Turkey: Old and new concerns
The current account deficit narrowed to –USD1.2bn in August, a 22-month low, but still took the January-August 2017 shortfall to –USD27.2bn which is +19% up from the same period in 2016. The merchandise trade deficit rose by +23% y/y to –USD34bn in the first 8 months of this year while the services surplus increased by +25% to +USD12.1bn, largely thanks to a partial recovery in tourism. Euler Hermes expects the annual current account deficit to rise to -4.7% of GDP in 2017 (from -3.8% in 2016). Meanwhile, net foreign direct investment (FDI) inflows fell to +USD4.9bn in January-August 2017 (-USD0.7bn y/y), covering a meager 18% of the current account deficit, reflecting ongoing weak investor sentiment. The latter got a new hit this week amid an escalating diplomatic dispute between Turkey and the U.S. which has resulted in reciprocal visa bans, for now. The TRY has lost -3% against the USD and EUR since last Friday. Expect financial markets to remain highly volatile.
Saudi Arabia: In recession
Data released last week by the General Authority for Statistics (GAS) show that real GDP contracted by -1% y/y in Q2 2017, moving the economy into recession after it had already declined by -0.5% y/y in Q1. Demand-side details are not available as yet. Supply-side data show that the oil sector shrank by -1.8% y/y in Q2 while the non-oil sector grew by +0.6%. Within the oil sector, oil extraction dropped by -2.5% y/y, impacted by the November 2016 OPEC agreement to cut oil output, while oil refining rose by +5.8%. Within the non-oil sector, construction (-1.6% y/y) and domestic trade (-0.1%) declined in Q2 while financial and business services (+1.9%), utilities (+1.1%), transport and communication (+0.8%) and agriculture (+0.6%) expanded. We expect the economy to resume growth in H2 due to state spending programs and the slight uptrend in oil prices and forecast full-year GDP growth of +0.5% in 2017, followed by +2% in 2018.

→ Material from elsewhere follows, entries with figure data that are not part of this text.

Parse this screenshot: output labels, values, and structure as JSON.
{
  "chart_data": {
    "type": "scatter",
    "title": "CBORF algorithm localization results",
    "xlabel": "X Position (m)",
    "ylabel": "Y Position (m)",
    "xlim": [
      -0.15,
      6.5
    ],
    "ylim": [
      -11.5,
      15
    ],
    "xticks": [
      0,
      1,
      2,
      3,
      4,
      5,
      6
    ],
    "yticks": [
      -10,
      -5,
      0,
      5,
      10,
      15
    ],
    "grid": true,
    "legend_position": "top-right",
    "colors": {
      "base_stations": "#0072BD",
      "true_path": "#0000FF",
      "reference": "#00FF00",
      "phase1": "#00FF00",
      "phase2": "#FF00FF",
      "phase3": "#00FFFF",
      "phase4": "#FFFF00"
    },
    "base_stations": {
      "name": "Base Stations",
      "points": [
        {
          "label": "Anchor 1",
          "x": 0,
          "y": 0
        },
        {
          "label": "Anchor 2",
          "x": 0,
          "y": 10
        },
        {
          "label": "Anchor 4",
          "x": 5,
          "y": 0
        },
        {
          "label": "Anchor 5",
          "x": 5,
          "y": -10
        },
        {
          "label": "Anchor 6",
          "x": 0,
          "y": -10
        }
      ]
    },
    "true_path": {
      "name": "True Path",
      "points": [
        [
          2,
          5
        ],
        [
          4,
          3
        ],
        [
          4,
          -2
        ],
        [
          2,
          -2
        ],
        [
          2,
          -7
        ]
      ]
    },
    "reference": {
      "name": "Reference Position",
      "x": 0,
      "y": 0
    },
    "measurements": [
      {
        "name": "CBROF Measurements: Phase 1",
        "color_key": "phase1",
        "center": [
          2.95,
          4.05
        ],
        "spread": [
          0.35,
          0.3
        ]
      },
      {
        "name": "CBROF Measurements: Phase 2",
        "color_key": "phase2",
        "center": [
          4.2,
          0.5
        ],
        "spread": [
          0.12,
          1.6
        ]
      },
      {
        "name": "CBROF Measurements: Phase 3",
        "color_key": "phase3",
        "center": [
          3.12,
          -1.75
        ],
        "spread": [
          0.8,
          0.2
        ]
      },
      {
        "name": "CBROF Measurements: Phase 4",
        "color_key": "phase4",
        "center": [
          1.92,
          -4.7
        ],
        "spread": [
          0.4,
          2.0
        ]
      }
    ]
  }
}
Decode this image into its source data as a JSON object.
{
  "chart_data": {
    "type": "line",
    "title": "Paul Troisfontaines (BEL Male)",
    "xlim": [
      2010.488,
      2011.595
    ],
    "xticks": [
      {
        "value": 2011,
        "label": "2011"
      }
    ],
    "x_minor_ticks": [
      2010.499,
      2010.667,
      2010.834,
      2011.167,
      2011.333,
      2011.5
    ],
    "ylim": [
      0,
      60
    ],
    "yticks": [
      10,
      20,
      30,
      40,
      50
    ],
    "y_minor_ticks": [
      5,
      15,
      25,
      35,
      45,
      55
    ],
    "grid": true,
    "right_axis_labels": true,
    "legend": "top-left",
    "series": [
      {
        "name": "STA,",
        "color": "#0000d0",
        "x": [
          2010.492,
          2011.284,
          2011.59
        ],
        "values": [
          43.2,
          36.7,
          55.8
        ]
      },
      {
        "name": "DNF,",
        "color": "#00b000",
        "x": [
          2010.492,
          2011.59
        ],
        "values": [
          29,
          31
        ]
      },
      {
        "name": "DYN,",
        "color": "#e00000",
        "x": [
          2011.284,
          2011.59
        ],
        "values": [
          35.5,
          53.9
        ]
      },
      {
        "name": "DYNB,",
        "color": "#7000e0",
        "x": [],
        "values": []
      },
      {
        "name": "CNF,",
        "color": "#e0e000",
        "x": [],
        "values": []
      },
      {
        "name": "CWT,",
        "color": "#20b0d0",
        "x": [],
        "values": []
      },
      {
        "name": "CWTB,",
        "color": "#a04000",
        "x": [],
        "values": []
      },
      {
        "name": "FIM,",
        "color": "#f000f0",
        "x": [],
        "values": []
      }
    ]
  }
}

South Korea: When exports go well so does the economy
South Korea’s exports (in USD terms) surged by +35% y/y in September, after +17.3% in August, marking a new monthly record of USD55.1bn. The improvement was driven by a strong performance in the semi-conductor industry which posted exports of USD9.7bn, another monthly record and the first time exceeding USD9bn. In general, the export performance has improved since the end of 2016, helped by a strengthening of global trade. From a destination perspective, exports to China (+23.4% y/y), the U.S. (+28.9%) and the EU (+23%) rose rapidly. Meanwhile, manufacturing sentiment improved in September, reflected by the manufacturing PMI climbing to 50.6 points, up from 49.9 in August. While downside risks are still elevated owing to high tensions with North Korea, we expect the currently strong trade momentum to continue to support the economy. We forecast real GDP to increase by +2.8% in 2017.